Microsoft – themselves aiming to be carbon negative by 2030 and by 2050 – wishes to remove from the environment all the carbon the company has emitted, either directly or by electrical consumption, since they were founded back in 1975.

“If you look at the journey to that commitment, we haven’t got all the answers today, so partnership is going to be incredibly important to us. A really important piece of work that Kainos are delivering at the moment is with IOM on sustainability.

“It’s a fantastic customer example where they have developed the cloud carbon reduction calculator, delivered the IOM’s journey to the cloud and migration of three data centres, and that customer has achieved an estimated 92% reduction in carbon emissions,” says McCourt.

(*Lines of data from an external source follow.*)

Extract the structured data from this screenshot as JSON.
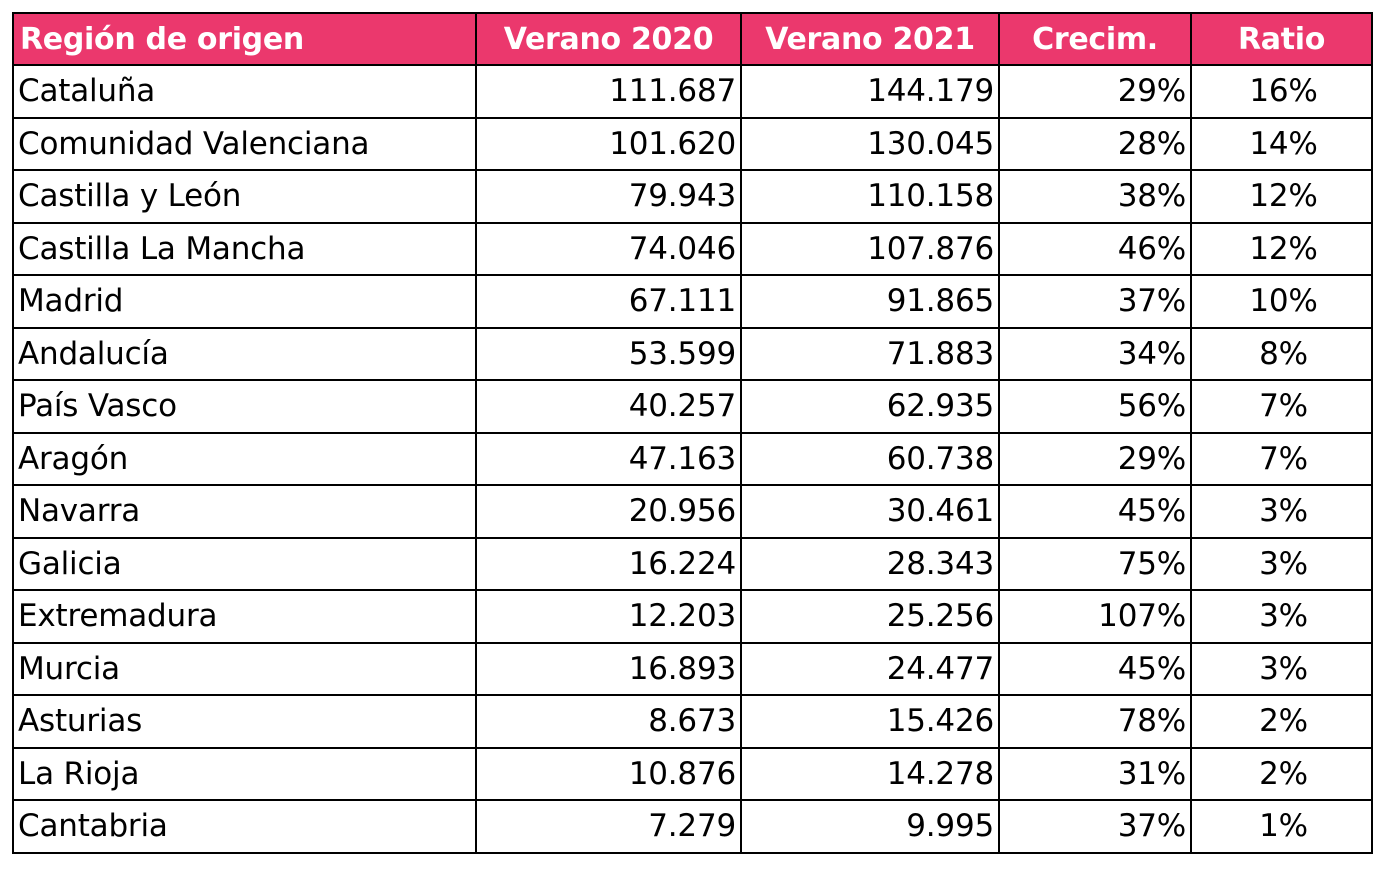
{
  "table": {
    "headers": [
      "Región de origen",
      "Verano 2020",
      "Verano 2021",
      "Crecim.",
      "Ratio"
    ],
    "rows": [
      [
        "Cataluña",
        "111.687",
        "144.179",
        "29%",
        "16%"
      ],
      [
        "Comunidad Valenciana",
        "101.620",
        "130.045",
        "28%",
        "14%"
      ],
      [
        "Castilla y León",
        "79.943",
        "110.158",
        "38%",
        "12%"
      ],
      [
        "Castilla La Mancha",
        "74.046",
        "107.876",
        "46%",
        "12%"
      ],
      [
        "Madrid",
        "67.111",
        "91.865",
        "37%",
        "10%"
      ],
      [
        "Andalucía",
        "53.599",
        "71.883",
        "34%",
        "8%"
      ],
      [
        "País Vasco",
        "40.257",
        "62.935",
        "56%",
        "7%"
      ],
      [
        "Aragón",
        "47.163",
        "60.738",
        "29%",
        "7%"
      ],
      [
        "Navarra",
        "20.956",
        "30.461",
        "45%",
        "3%"
      ],
      [
        "Galicia",
        "16.224",
        "28.343",
        "75%",
        "3%"
      ],
      [
        "Extremadura",
        "12.203",
        "25.256",
        "107%",
        "3%"
      ],
      [
        "Murcia",
        "16.893",
        "24.477",
        "45%",
        "3%"
      ],
      [
        "Asturias",
        "8.673",
        "15.426",
        "78%",
        "2%"
      ],
      [
        "La Rioja",
        "10.876",
        "14.278",
        "31%",
        "2%"
      ],
      [
        "Cantabria",
        "7.279",
        "9.995",
        "37%",
        "1%"
      ]
    ]
  },
  "colors": {
    "header_bg": "#eb386d",
    "header_text": "#ffffff",
    "border": "#000000"
  }
}
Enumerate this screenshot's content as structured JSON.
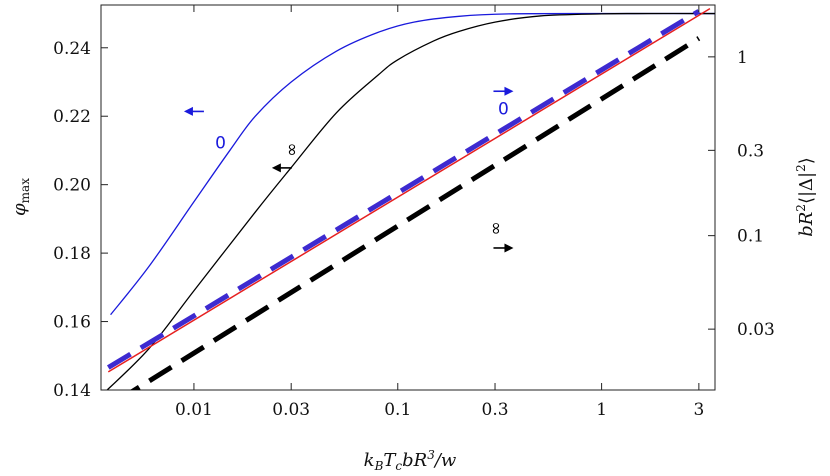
{
  "chart_data": {
    "type": "line",
    "xlabel": "k_B T_c b R^3 / w",
    "ylabel_left": "φ_max",
    "ylabel_right": "bR²⟨|Δ|²⟩",
    "x_scale": "log",
    "xlim": [
      0.0035,
      3.6
    ],
    "x_ticks": [
      {
        "value": 0.01,
        "label": "0.01"
      },
      {
        "value": 0.03,
        "label": "0.03"
      },
      {
        "value": 0.1,
        "label": "0.1"
      },
      {
        "value": 0.3,
        "label": "0.3"
      },
      {
        "value": 1,
        "label": "1"
      },
      {
        "value": 3,
        "label": "3"
      }
    ],
    "y_left": {
      "scale": "linear",
      "lim": [
        0.14,
        0.2525
      ],
      "ticks": [
        {
          "value": 0.14,
          "label": "0.14"
        },
        {
          "value": 0.16,
          "label": "0.16"
        },
        {
          "value": 0.18,
          "label": "0.18"
        },
        {
          "value": 0.2,
          "label": "0.20"
        },
        {
          "value": 0.22,
          "label": "0.22"
        },
        {
          "value": 0.24,
          "label": "0.24"
        }
      ]
    },
    "y_right": {
      "scale": "log",
      "lim": [
        0.0137,
        1.95
      ],
      "ticks": [
        {
          "value": 0.03,
          "label": "0.03"
        },
        {
          "value": 0.1,
          "label": "0.1"
        },
        {
          "value": 0.3,
          "label": "0.3"
        },
        {
          "value": 1,
          "label": "1"
        }
      ]
    },
    "series": [
      {
        "axis": "left",
        "color": "#1a1adc",
        "style": "solid",
        "width": 1.3,
        "points": [
          [
            0.0039,
            0.162
          ],
          [
            0.006,
            0.176
          ],
          [
            0.01,
            0.195
          ],
          [
            0.015,
            0.21
          ],
          [
            0.02,
            0.22
          ],
          [
            0.03,
            0.23
          ],
          [
            0.05,
            0.239
          ],
          [
            0.08,
            0.2445
          ],
          [
            0.12,
            0.2475
          ],
          [
            0.2,
            0.2492
          ],
          [
            0.35,
            0.2499
          ],
          [
            1,
            0.25
          ],
          [
            3.6,
            0.25
          ]
        ]
      },
      {
        "axis": "left",
        "color": "#000000",
        "style": "solid",
        "width": 1.3,
        "points": [
          [
            0.0035,
            0.1383
          ],
          [
            0.006,
            0.152
          ],
          [
            0.01,
            0.169
          ],
          [
            0.02,
            0.192
          ],
          [
            0.03,
            0.205
          ],
          [
            0.05,
            0.221
          ],
          [
            0.08,
            0.232
          ],
          [
            0.1,
            0.2365
          ],
          [
            0.15,
            0.242
          ],
          [
            0.2,
            0.2448
          ],
          [
            0.3,
            0.2475
          ],
          [
            0.5,
            0.2493
          ],
          [
            1,
            0.2499
          ],
          [
            1.5,
            0.25
          ],
          [
            3.6,
            0.25
          ]
        ]
      },
      {
        "axis": "right",
        "color": "#e62020",
        "style": "solid",
        "width": 1.5,
        "points": [
          [
            0.0038,
            0.0173
          ],
          [
            3.4,
            1.86
          ]
        ]
      },
      {
        "axis": "right",
        "color": "#3d2ad0",
        "style": "dashed",
        "width": 5,
        "points": [
          [
            0.0038,
            0.0183
          ],
          [
            3.0,
            1.8
          ]
        ]
      },
      {
        "axis": "right",
        "color": "#000000",
        "style": "dashed",
        "width": 5,
        "points": [
          [
            0.0042,
            0.0119
          ],
          [
            3.0,
            1.27
          ]
        ]
      }
    ],
    "annotations": [
      {
        "text": "0",
        "color": "#1a1adc",
        "x": 0.0135,
        "y_left": 0.2105
      },
      {
        "text": "0",
        "color": "#1a1adc",
        "x": 0.33,
        "y_left": 0.2205
      },
      {
        "text": "∞",
        "color": "#000000",
        "x": 0.03,
        "y_left": 0.2085,
        "rotate": -90
      },
      {
        "text": "∞",
        "color": "#000000",
        "x": 0.3,
        "y_left": 0.1855,
        "rotate": -90
      }
    ],
    "arrows": [
      {
        "direction": "left",
        "color": "#1a1adc",
        "x": 0.01,
        "y_left": 0.2214
      },
      {
        "direction": "right",
        "color": "#1a1adc",
        "x": 0.33,
        "y_left": 0.2273
      },
      {
        "direction": "left",
        "color": "#000000",
        "x": 0.027,
        "y_left": 0.2049
      },
      {
        "direction": "right",
        "color": "#000000",
        "x": 0.33,
        "y_left": 0.1815
      }
    ]
  }
}
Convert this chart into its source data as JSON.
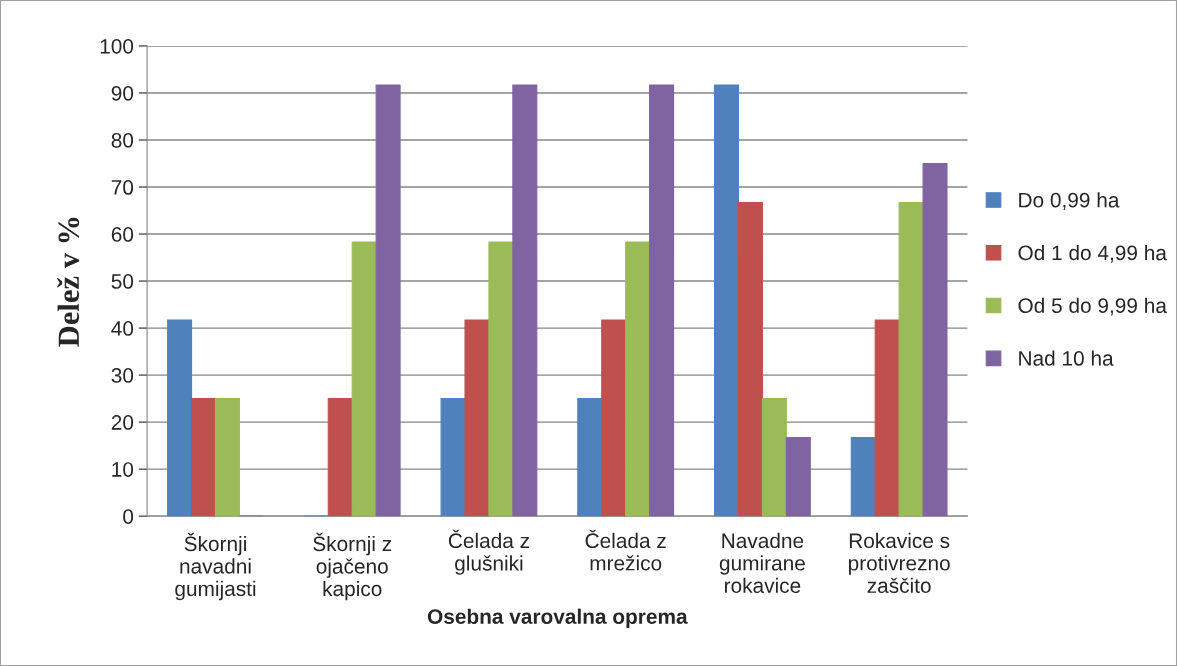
{
  "chart_data": {
    "type": "bar",
    "xlabel": "Osebna varovalna oprema",
    "ylabel": "Delež v %",
    "categories": [
      "Škornji\nnavadni\ngumijasti",
      "Škornji z\nojačeno\nkapico",
      "Čelada z\nglušniki",
      "Čelada z\nmrežico",
      "Navadne\ngumirane\nrokavice",
      "Rokavice s\nprotivrezno\nzaščito"
    ],
    "series": [
      {
        "name": "Do 0,99 ha",
        "color": "#4f81bd",
        "values": [
          41.7,
          0,
          25,
          25,
          91.7,
          16.7
        ]
      },
      {
        "name": "Od 1 do 4,99 ha",
        "color": "#c0504d",
        "values": [
          25,
          25,
          41.7,
          41.7,
          66.7,
          41.7
        ]
      },
      {
        "name": "Od 5 do 9,99 ha",
        "color": "#9bbb59",
        "values": [
          25,
          58.3,
          58.3,
          58.3,
          25,
          66.7
        ]
      },
      {
        "name": "Nad 10 ha",
        "color": "#8064a2",
        "values": [
          0,
          91.7,
          91.7,
          91.7,
          16.7,
          75
        ]
      }
    ],
    "ylim": [
      0,
      100
    ],
    "yticks": [
      0,
      10,
      20,
      30,
      40,
      50,
      60,
      70,
      80,
      90,
      100
    ],
    "grid": "y",
    "legend": "right"
  }
}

 Sloan adds that sustainability and carbon emissions are on everybody's agenda, so Kainos wanted to help lead customers to the right answers and give them the digital tools they need for their journey towards decarbonising.

“We'll be seeing some campaigns over this upcoming year using our carbon calculator, and it'll feed into some of our work around cloud strategy and around cloud migration type activities,” says Sloan.


Expanding services across the world

According to Sloan, Kainos’ digital transformation to date is mainly concentrated in the UK, but one of the big attractions of working with Microsoft is their global reach. 

“Kainos has a good global reach with one of the other partners, Workday, where we're a fully global organisation. So, from a digital transformation perspective, we are looking to expand this year into Canada and Germany. 

“Microsoft is fully supportive, so I expect to see more in that space, too, as we look further into the future to North America and Central Europe.

“We also have our data and AI practice. Getting services and solutions onto the cloud is the first step, but then what do you do with data? And how does that enable you to make better decisions about your business? Both from just accessing the data and then adding the real intelligence, data science or some of the artificial intelligence in helping them to make some of the more complex decisions. 

As a continuation of that process, Kainos has an intelligent automation practice as well. Intelligent automation is a growing area for them, with the digitisation of processes being a huge opportunity for organisations to increase efficiencies and improve employee and customer experience.

Kainos is making big, decisive steps into the future with their dedicated, innovative partners – and it’s going to be up to the rest of us to catch up.